Paul encontró a Holly o Holly encontró a Paul de la misma manera que yo te he encontrado a ti (porque tú no aún no me has encontrado a mí, y quizá no lo hagas nunca), sin querer, por casualidad, aunque ambos estuvimos siempre ahí. ¿Cuál será tu Nueva York? ¿Será como la de Annie, Mary o Lee? ¿Será como alguna de las de Holly, mero decorado, cuento de hadas siniestro, pura felicidad en bruto sólo a la espera de alguien que te la ofrezca?

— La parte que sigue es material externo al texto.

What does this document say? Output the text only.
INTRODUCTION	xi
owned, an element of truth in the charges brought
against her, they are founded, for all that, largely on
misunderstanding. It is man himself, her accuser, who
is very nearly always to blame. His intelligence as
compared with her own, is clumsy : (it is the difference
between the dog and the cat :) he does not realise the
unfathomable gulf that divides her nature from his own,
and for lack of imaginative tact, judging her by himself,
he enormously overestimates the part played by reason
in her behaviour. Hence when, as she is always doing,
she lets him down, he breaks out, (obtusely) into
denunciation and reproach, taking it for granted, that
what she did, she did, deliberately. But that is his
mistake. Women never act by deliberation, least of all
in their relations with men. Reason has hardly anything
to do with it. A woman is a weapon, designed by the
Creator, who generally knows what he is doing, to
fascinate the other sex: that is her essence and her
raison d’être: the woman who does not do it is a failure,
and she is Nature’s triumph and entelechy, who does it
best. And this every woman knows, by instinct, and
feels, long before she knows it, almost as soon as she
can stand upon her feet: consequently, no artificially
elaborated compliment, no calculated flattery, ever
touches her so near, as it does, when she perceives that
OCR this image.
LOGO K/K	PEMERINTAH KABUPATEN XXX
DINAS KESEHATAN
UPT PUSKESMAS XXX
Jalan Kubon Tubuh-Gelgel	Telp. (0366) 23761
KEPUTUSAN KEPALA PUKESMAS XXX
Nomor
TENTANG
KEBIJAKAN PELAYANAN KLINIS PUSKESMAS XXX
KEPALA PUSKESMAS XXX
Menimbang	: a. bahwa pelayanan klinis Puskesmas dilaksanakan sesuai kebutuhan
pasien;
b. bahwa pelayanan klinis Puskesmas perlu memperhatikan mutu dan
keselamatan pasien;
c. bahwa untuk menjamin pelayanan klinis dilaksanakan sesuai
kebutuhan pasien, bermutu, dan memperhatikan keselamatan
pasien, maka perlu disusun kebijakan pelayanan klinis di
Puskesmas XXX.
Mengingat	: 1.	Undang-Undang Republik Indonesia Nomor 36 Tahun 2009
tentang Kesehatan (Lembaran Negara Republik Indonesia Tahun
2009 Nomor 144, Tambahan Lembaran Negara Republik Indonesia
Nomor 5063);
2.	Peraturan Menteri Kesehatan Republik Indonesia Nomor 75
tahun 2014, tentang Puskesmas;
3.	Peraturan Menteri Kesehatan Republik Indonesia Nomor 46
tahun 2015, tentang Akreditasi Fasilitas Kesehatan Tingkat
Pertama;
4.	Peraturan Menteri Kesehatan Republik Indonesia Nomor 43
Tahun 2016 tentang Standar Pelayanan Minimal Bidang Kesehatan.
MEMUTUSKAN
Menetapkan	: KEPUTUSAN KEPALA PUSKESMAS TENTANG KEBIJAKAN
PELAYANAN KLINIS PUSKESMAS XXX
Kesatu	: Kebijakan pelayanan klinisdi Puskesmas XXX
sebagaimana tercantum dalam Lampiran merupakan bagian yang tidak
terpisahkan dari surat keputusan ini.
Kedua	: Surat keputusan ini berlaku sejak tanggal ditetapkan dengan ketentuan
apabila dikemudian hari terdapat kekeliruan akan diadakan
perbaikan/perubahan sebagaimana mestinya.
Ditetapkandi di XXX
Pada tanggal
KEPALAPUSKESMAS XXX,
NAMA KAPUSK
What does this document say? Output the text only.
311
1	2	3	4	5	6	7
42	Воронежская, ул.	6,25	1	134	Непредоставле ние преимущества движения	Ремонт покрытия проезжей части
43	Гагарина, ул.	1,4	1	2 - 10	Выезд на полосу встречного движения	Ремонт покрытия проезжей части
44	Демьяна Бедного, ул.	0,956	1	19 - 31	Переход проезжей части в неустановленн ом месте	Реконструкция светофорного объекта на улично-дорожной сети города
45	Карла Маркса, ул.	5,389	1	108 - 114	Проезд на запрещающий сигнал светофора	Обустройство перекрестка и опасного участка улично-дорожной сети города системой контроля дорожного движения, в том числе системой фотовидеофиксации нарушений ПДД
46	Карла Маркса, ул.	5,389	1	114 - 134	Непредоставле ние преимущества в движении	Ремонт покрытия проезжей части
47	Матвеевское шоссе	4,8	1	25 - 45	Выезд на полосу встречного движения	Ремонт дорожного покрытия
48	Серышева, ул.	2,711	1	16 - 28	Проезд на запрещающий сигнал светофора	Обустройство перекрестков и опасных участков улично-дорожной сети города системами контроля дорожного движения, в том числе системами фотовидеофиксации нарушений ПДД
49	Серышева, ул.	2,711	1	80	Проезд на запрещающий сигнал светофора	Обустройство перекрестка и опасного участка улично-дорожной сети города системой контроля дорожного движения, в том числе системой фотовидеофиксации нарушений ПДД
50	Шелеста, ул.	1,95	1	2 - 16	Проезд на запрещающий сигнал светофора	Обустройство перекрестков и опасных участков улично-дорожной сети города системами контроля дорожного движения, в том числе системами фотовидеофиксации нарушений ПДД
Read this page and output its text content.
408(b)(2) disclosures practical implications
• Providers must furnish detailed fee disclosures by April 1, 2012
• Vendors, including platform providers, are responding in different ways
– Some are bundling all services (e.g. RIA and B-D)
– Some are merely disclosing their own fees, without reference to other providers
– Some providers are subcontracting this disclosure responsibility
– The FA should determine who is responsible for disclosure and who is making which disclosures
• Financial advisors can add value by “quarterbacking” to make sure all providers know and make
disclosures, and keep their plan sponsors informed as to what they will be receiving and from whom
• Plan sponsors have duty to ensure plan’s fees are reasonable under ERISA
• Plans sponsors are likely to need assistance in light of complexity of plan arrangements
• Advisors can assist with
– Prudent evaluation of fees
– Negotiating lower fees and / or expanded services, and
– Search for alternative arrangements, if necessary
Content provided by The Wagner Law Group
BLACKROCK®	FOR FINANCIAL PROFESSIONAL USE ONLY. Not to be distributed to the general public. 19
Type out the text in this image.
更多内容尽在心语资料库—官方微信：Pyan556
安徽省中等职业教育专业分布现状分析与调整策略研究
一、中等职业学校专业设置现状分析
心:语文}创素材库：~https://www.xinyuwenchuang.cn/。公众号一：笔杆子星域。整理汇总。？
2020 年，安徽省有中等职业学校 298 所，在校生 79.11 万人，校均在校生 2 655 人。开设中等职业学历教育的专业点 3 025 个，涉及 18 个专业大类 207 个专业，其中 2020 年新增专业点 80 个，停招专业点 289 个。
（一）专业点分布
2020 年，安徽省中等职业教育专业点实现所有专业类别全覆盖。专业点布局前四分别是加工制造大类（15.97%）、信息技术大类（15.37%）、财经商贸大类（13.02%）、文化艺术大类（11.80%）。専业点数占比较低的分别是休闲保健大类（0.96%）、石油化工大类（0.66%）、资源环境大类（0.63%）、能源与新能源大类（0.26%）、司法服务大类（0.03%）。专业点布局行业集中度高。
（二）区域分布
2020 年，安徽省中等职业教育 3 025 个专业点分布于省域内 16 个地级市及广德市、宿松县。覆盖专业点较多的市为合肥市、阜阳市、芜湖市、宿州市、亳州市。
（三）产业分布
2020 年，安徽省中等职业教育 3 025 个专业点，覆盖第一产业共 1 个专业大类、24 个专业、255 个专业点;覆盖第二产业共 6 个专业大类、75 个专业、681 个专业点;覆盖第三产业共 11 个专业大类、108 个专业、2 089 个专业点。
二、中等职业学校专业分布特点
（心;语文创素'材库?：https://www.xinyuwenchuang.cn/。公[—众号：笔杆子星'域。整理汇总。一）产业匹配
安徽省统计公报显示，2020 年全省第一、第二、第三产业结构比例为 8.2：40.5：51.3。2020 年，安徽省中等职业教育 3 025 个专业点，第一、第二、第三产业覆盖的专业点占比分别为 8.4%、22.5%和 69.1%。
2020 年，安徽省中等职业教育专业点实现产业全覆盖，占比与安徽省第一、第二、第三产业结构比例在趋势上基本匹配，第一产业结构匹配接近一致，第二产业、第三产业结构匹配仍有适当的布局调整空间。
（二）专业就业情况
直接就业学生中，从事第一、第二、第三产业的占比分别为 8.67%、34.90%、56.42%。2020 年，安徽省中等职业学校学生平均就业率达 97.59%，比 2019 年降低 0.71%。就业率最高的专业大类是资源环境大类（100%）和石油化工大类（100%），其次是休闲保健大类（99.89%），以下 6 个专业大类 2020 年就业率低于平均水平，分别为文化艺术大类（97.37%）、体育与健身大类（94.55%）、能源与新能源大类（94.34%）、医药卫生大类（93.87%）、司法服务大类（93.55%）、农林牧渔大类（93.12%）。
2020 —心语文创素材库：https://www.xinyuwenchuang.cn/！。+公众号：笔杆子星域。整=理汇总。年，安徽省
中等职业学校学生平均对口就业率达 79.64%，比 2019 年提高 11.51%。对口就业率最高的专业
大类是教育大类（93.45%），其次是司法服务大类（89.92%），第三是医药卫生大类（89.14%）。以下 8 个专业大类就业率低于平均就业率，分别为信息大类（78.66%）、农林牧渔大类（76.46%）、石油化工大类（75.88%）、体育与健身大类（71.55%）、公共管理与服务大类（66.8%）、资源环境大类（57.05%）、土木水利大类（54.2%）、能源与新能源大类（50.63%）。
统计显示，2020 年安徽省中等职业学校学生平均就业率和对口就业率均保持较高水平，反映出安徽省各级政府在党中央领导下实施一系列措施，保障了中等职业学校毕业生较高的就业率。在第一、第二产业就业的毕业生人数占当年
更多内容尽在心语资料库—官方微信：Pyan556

Nueva York eres tú pero, ¿qué Nueva York? ¿El mismo que el mío u otro completamente diferente, soñado o imaginado? ¿Un taxi parado en la puerta? ¿Un “buenos días” y una sonrisa al cruzarnos por la escalera? Quisiera que Tiffany’s no existiera, que fuera borrada del mapa, volada por los aires, pagaría con agrado un responso en la catedral de San Patricio, sufragaría con gusto la partitura de una misa de réquiem por su desaparición con tal de no correr jamás el riesgo de verte frente a su escaparate un amanecer cualquiera, letalmente hermosa, de festivo luto riguroso, torturando un croissant y suspirando por la vida que no tienes, no pensando en tu vecino de arriba. Alguien que vino a Nueva York, al cementerio de elefantes, a enterrarse cuando fue herido de muerte y al que tú, sin querer, sin siquiera sospecharlo ni pretenderlo, has hecho volver a la vida. Aunque tú no lo sepas. Aunque no vayas a saberlo nunca.